Basically, unless your employer is offering short-term coverage free of charge to you, don’t get it. You can put together your own short-term disability coverage by saving 3–6 months of expenses in an emergency fund! If you get sick or injured and have to take time off work for a few months, your savings can fill in the gaps until you get back on your feet.
Obvious examples of times an emergency fund might be needed would be unexpected life events, be it a pandemic, illness, transmission failing on a car, or one that is unique to federal employees: a partial government shutdown. In the latter case, although federal employees are made whole with back pay once a shutdown comes to an end, it can still potentially cause disruptions to their regular paychecks while the shutdown is ongoing.
Norton issued the following statement along with the introduction of the legislation:
March 3, 2022
Today, I introduce the Federal Employee Short-Term Disability Insurance Act of 2022, which would help provide financial relief for federal employees who have a short-term injury or disability, become pregnant or develop a pregnancy-related illness. This bill would offer federal employees short-term disability insurance at no cost to the federal government. Employees would be responsible for 100 percent of the premiums and be able to receive disability insurance benefits for up to one year, which would replace a portion of their lost income due to a non-work-related injury or illness or pregnancy. This bill is more important now than ever with the prevalence of so-called “Long COVID.”
I decided to investigate how we could provide short-term disability insurance for federal employees after learning that many of them already buy short-term disability insurance as individuals in the private market at high individual rates. Although federal employees have good health insurance, federal health benefits do not replace lost income if employees are unable to work. Moreover, while federal employees may have available sick or annual leave days, they may not have enough such days to pay the bills if they have to be out of work for an extended period, such as following surgery. Although there are long-term disability options for federal employees who become permanently disabled, federal employees do not qualify for such benefits until they have worked for the federal government for at least 18 months. My bill does no more than put federal employees in the same position as many of their private-sector counterparts, who often have access to disability insurance through an employer at group rates, an option unavailable to federal employees. This bill would not allow participating insurance companies to exclude persons based on preexisting conditions. Because of the federal government’s purchasing power, this bill would provide these benefits at a more competitive rate than is available for employees purchasing as individuals, as many do.
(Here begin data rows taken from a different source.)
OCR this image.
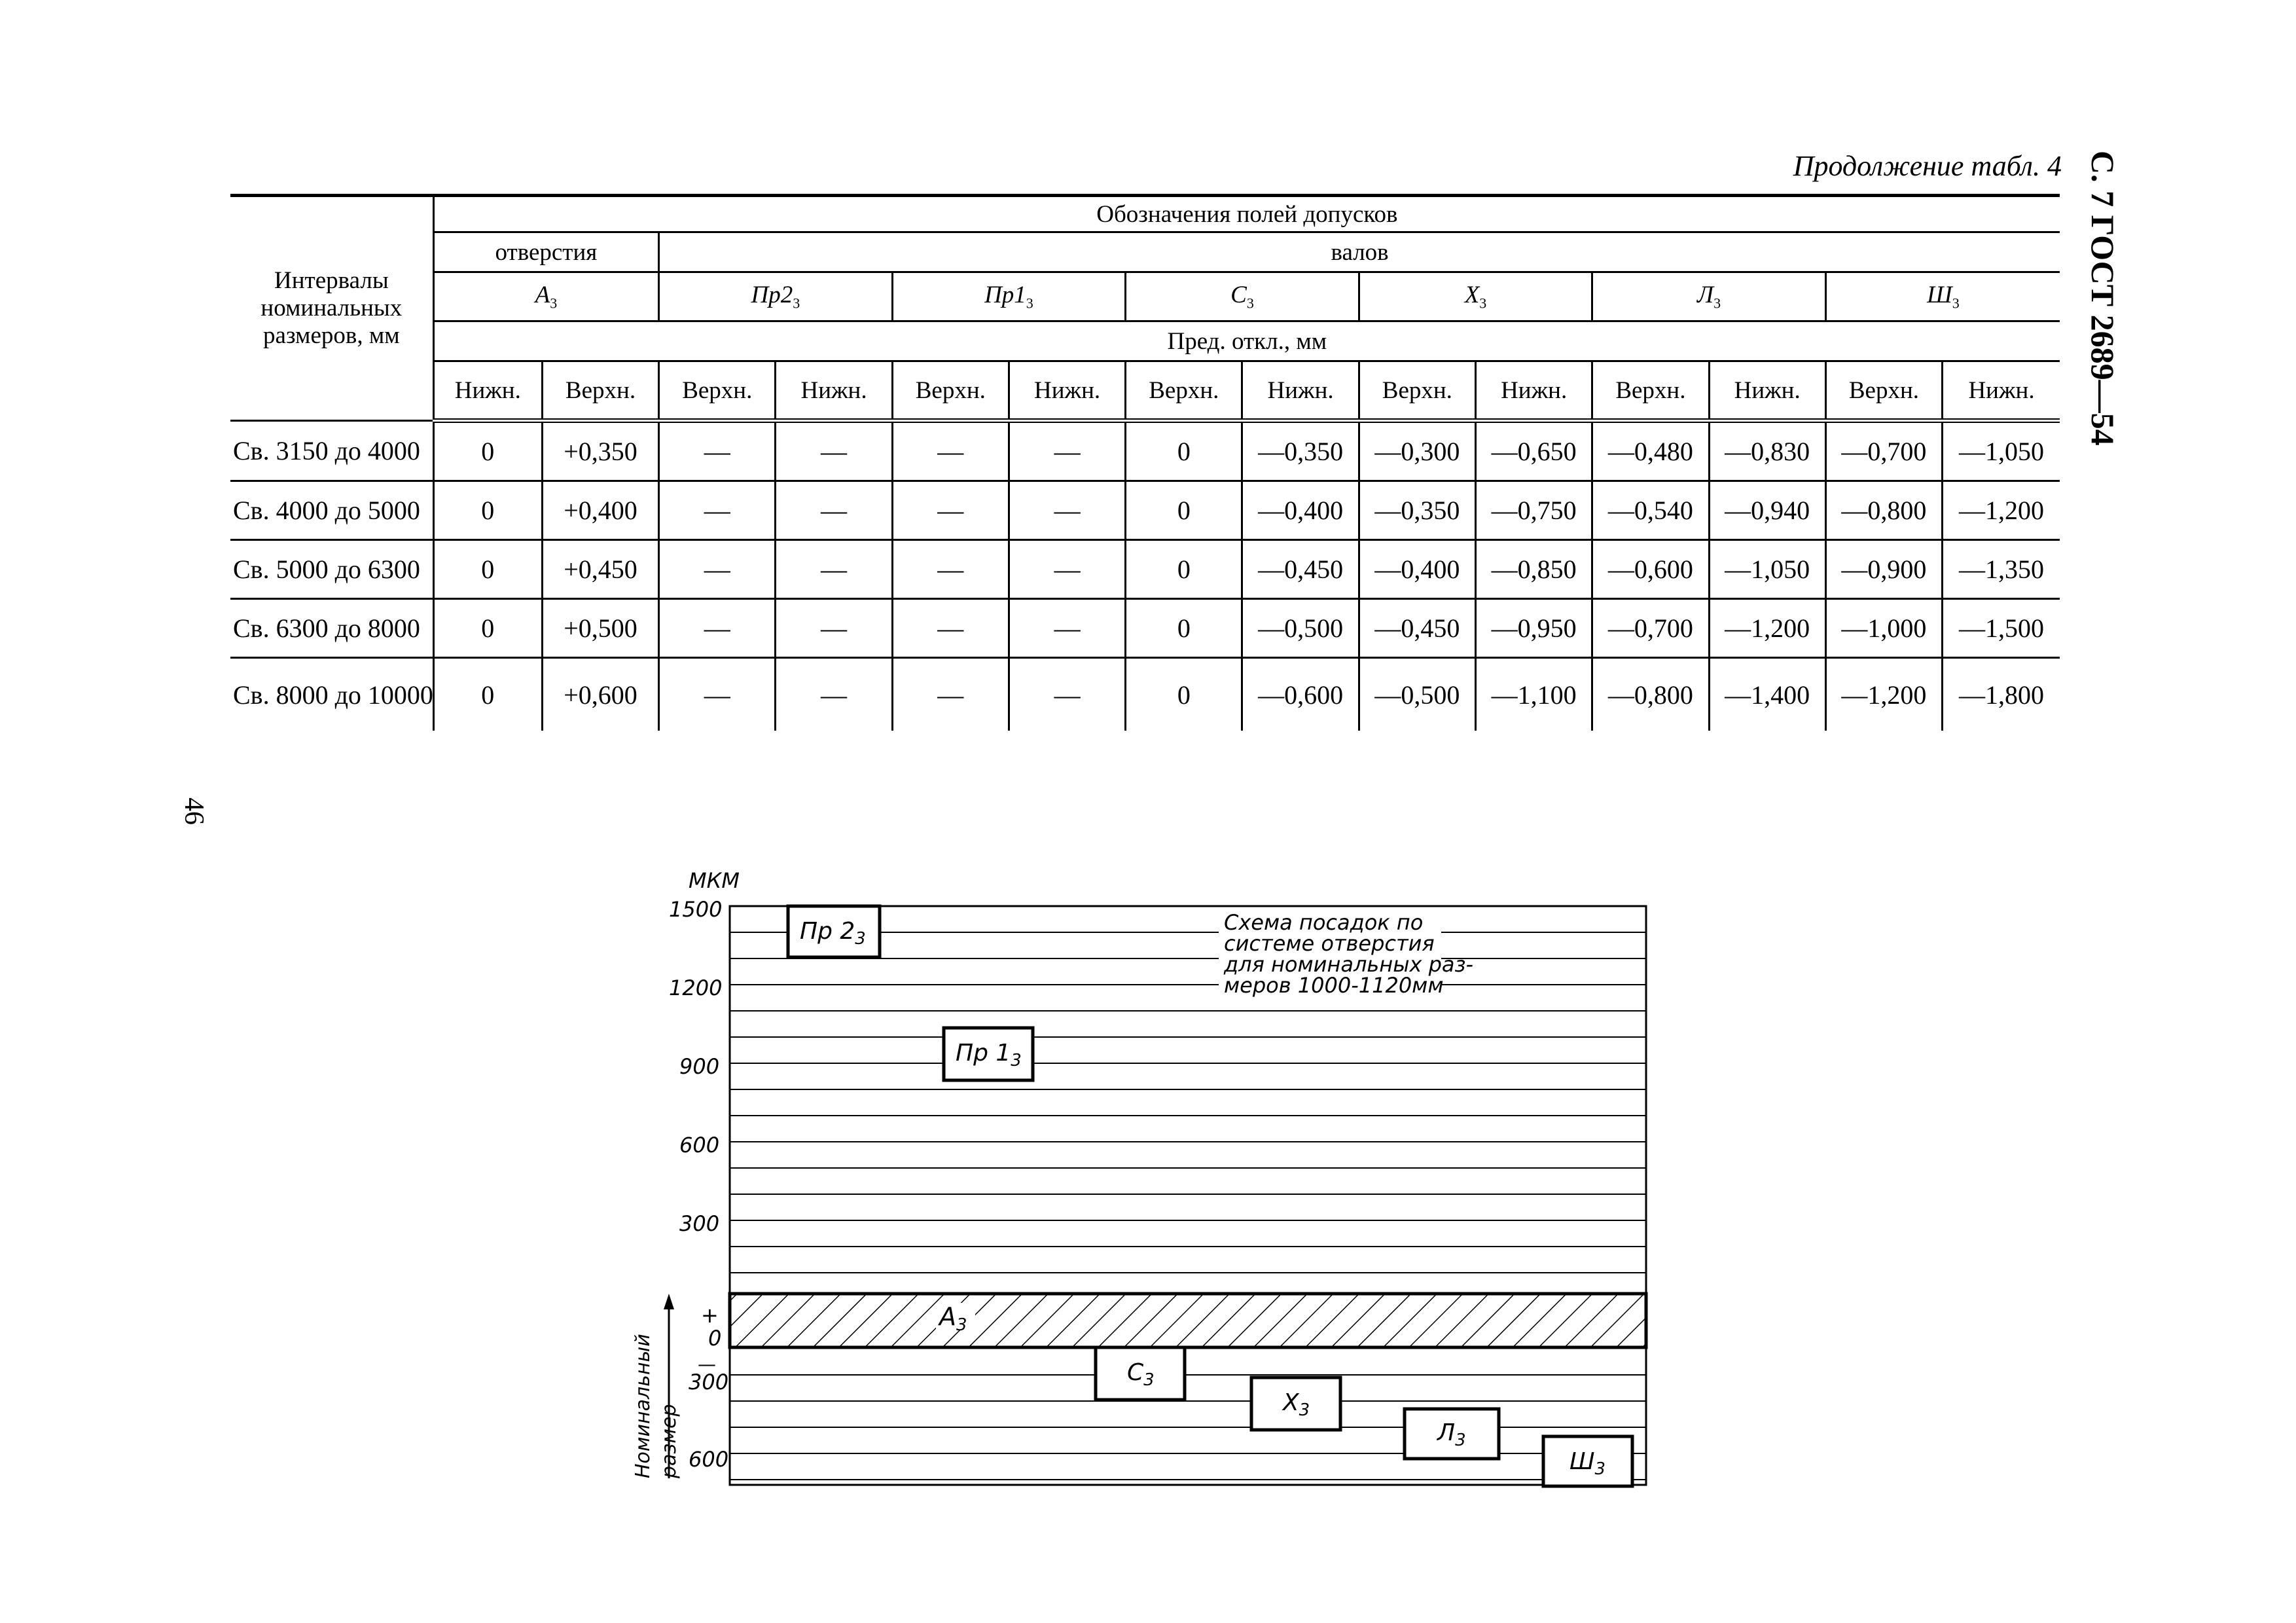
Продолжение табл. 4 С. 7 ГОСТ 2689—54
46
Интервалы номинальных размеров, мм	Обозначения полей допусков													
	отверстия		валов											
	$А_3$		$Пр2_3$		$Пр1_3$		$С_3$		$Х_3$		$Л_3$		$Ш_3$
	Пред. откл., мм													
	Нижн.	Верхн.	Верхн.	Нижн.	Верхн.	Нижн.	Верхн.	Нижн.	Верхн.	Нижн.	Верхн.	Нижн.	Верхн.	Нижн.
Св. 3150 до 4000	0	+0,350	—	—	—	—	0	—0,350	—0,300	—0,650	—0,480	—0,830	—0,700	—1,050
Св. 4000 до 5000	0	+0,400	—	—	—	—	0	—0,400	—0,350	—0,750	—0,540	—0,940	—0,800	—1,200
Св. 5000 до 6300	0	+0,450	—	—	—	—	0	—0,450	—0,400	—0,850	—0,600	—1,050	—0,900	—1,350
Св. 6300 до 8000	0	+0,500	—	—	—	—	0	—0,500	—0,450	—0,950	—0,700	—1,200	—1,000	—1,500
Св. 8000 до 10000	0	+0,600	—	—	—	—	0	—0,600	—0,500	—1,100	—0,800	—1,400	—1,200	—1,800
МКМ
1500
1200
900
600
300
+
0
—
300
600
Номинальный размер
Схема посадок по
системе отверстия
для номинальных раз-
меров 1000-1120мм
$А_3$
Пр $2_3$
Пр $1_3$
$С_3$
$Х_3$
$Л_3$
$Ш_3$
Under this bill, the Director of the Office of Personnel Management would contract with private carriers to provide this coverage, essentially providing the equivalent of group coverage available to workers in the private sector.
According to the Social Security Administration, a 20-year-old worker has a one-in-four chance of becoming disabled by retirement age. The majority of disabilities are not caused by major accidents, but by injuries or illnesses, such as back injuries or cancer, according to the Council for Disability Awareness. There is every reason to allow our federal employees to take advantage of the federal government’s purchasing power to obtain the most reasonable price if they choose to purchase short-term disability coverage on their own, at no cost to the federal government.
I strongly urge my colleagues to support this bill.